Les agents et cadres du secteur de la santé de la province du Kasaï ont organisé, ce vendredi 6 mars 2026 à Tshikapa, une marche pacifique pour réclamer le paiement immédiat de sept mois d’arriérés de la paie complémentaire. À l’issue de cette mobilisation, un mémorandum a été remis au vice-gouverneur Djoley Bokele, accompagné d’un ultimatum de sept jours pour obtenir satisfaction.
Réunis au sein de la coordination intersyndicale de la santé du Kasaï, les professionnels médicaux ont battu le pavé dans les principales artères de la ville de Tshikapa avant de chuter au gouvernorat provincial afin de faire entendre leurs revendications .
Dans leur déclaration, les manifestants exigent notamment le paiement immédiat et sans condition de sept mois d’arriérés de la paie complémentaire, couvrant les mois de juillet, septembre, octobre, novembre et décembre 2025 ainsi que janvier et février 2026.
Ils réclament également l’intégration de la paie complémentaire dans la paie ordinaire, ainsi que l’augmentation de la prime et du salaire pour tous les agents non encore correctement rémunérés .
Le mémorandum a été lu par le représentant de l’intersyndicale de la santé au Kasaï, Jean Mekanda, devant les autorités provinciales et les manifestants réunis au gouvernorat.
Au terme de cette lecture, les professionnels de santé ont accordé un ultimatum de sept jours aux autorités pour que des solutions concrètes soient trouvées à leurs revendications.
Prenant la parole au nom du gouvernement provincial, le vice-gouverneur Djoley Bokele a salué le caractère pacifique de la marche avant de rassurer les manifestants que leurs préoccupations seront transmises au niveau national.
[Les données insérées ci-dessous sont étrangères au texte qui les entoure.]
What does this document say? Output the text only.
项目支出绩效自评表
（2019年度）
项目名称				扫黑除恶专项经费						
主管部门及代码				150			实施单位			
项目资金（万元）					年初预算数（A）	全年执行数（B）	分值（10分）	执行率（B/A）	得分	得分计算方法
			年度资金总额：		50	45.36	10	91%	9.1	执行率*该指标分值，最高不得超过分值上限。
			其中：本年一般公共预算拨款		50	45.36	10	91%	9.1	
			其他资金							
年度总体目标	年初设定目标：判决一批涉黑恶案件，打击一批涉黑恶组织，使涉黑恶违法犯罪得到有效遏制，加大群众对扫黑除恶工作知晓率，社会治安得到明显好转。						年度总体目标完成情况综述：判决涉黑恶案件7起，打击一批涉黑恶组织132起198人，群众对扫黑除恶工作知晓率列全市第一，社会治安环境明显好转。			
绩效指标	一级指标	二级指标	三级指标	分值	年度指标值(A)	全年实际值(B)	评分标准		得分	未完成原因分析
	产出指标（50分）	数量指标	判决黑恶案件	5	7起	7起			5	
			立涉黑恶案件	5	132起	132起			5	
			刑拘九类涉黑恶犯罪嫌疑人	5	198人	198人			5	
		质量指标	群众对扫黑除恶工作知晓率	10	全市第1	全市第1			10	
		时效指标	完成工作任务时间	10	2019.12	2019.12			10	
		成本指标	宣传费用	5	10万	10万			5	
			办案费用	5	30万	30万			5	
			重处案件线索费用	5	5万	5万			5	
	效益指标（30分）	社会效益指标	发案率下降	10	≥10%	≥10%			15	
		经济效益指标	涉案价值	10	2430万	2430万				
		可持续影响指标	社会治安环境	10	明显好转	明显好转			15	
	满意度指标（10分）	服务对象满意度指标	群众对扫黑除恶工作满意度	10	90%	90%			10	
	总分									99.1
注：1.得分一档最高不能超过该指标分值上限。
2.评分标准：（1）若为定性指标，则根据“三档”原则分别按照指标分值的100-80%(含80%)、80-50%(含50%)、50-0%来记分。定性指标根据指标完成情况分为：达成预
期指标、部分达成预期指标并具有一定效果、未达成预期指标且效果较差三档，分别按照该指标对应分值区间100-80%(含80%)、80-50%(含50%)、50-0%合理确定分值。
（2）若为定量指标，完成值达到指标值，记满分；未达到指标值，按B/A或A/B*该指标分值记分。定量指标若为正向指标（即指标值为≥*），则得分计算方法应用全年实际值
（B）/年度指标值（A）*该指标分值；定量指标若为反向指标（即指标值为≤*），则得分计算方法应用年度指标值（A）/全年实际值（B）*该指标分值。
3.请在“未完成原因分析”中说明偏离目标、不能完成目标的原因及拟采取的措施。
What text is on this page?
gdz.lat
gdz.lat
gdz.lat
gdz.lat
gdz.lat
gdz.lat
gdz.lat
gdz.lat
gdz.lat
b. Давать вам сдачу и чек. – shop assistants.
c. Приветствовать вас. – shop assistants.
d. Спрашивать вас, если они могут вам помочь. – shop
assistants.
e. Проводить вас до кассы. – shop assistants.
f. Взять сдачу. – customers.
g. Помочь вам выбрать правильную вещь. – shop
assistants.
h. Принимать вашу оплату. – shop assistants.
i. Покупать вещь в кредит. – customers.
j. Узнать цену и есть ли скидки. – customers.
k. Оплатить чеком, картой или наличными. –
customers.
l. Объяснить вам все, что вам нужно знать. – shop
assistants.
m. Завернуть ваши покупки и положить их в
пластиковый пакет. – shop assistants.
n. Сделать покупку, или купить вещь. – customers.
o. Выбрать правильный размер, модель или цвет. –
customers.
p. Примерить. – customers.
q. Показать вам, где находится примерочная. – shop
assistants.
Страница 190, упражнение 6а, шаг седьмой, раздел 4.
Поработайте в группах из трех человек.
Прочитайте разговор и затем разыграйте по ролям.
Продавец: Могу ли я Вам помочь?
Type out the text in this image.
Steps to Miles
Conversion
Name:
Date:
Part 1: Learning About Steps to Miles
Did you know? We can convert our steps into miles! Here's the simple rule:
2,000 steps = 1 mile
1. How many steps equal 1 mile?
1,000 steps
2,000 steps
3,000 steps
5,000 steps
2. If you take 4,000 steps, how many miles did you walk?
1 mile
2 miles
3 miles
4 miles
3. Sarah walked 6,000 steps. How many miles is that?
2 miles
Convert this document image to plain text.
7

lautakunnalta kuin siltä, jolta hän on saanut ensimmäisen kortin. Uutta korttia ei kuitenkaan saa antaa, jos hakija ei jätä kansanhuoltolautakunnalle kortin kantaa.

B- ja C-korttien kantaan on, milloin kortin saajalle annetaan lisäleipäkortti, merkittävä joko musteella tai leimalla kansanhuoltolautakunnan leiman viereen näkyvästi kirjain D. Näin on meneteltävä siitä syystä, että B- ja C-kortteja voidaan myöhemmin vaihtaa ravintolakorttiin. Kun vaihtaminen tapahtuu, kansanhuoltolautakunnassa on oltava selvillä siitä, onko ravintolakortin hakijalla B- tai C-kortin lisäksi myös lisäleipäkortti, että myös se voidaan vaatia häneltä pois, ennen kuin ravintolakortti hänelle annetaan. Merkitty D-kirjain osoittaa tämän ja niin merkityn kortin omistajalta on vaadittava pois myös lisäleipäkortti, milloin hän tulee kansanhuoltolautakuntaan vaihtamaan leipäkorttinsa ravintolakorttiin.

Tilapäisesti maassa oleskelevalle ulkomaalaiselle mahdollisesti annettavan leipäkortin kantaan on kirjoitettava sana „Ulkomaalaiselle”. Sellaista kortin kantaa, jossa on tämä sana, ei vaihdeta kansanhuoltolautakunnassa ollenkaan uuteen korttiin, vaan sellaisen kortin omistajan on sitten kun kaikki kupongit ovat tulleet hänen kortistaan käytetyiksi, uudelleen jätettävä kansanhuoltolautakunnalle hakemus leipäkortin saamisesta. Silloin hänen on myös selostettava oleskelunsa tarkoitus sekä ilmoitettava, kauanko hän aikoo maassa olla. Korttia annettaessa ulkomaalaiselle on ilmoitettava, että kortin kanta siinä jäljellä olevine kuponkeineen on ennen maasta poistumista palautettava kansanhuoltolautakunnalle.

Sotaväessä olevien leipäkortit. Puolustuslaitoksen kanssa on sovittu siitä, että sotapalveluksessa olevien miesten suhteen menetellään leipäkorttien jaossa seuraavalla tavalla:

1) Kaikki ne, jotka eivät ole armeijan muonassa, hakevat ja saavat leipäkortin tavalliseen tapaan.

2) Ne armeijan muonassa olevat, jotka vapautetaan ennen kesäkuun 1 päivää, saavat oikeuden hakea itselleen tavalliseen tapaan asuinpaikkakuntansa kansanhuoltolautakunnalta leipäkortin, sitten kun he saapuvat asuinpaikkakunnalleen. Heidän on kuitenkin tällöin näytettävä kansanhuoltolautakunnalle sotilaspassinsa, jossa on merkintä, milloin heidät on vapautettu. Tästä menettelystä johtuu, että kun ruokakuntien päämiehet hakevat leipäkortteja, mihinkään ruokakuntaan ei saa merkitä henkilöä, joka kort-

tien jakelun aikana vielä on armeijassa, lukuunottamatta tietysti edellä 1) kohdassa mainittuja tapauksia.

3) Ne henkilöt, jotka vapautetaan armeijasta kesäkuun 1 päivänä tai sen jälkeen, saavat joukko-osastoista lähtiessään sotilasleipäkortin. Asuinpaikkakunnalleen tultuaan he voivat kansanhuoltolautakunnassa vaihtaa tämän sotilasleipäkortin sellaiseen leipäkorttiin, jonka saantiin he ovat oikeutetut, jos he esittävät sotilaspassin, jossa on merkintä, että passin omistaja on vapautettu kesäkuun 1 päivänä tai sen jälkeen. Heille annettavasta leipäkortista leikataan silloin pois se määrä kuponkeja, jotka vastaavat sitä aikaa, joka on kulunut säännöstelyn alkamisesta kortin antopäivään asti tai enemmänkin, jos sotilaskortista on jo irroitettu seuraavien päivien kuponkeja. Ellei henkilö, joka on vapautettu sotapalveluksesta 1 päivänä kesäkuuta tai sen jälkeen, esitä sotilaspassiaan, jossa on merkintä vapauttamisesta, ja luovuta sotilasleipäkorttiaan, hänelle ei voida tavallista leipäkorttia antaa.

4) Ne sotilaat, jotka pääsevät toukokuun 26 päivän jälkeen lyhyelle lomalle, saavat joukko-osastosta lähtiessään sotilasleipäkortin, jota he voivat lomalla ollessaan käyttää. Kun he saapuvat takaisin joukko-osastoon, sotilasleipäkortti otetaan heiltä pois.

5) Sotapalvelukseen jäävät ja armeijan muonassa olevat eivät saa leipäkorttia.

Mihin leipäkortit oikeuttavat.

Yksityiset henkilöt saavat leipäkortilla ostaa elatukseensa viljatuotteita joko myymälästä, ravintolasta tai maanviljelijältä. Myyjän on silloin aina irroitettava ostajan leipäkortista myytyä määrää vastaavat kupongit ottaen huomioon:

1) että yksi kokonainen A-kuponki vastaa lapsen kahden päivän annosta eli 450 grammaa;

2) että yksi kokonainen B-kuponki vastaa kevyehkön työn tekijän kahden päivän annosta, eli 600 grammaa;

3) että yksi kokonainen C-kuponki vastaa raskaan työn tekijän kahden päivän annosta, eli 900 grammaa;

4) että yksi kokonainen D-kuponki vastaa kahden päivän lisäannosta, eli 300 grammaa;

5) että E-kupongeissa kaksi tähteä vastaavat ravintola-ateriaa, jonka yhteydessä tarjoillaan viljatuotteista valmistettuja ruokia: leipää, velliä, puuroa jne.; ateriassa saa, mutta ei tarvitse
Il a précisé que ces doléances seront portées à la connaissance du gouverneur de province, Crispin Mukendi Bukasa, actuellement en mission de travail à Kinshasa .
Cette mobilisation des hommes en blouse blanche intervient dans un contexte de mécontentement croissant dans le secteur sanitaire du Kasaï, où les agents dénoncent depuis plusieurs mois les retards de paiement et la précarité de leurs conditions de travail.
Si aucune solution n’est trouvée dans le délai fixé, les syndicats n’excluent pas d’autres actions de pression pour faire aboutir leurs revendications.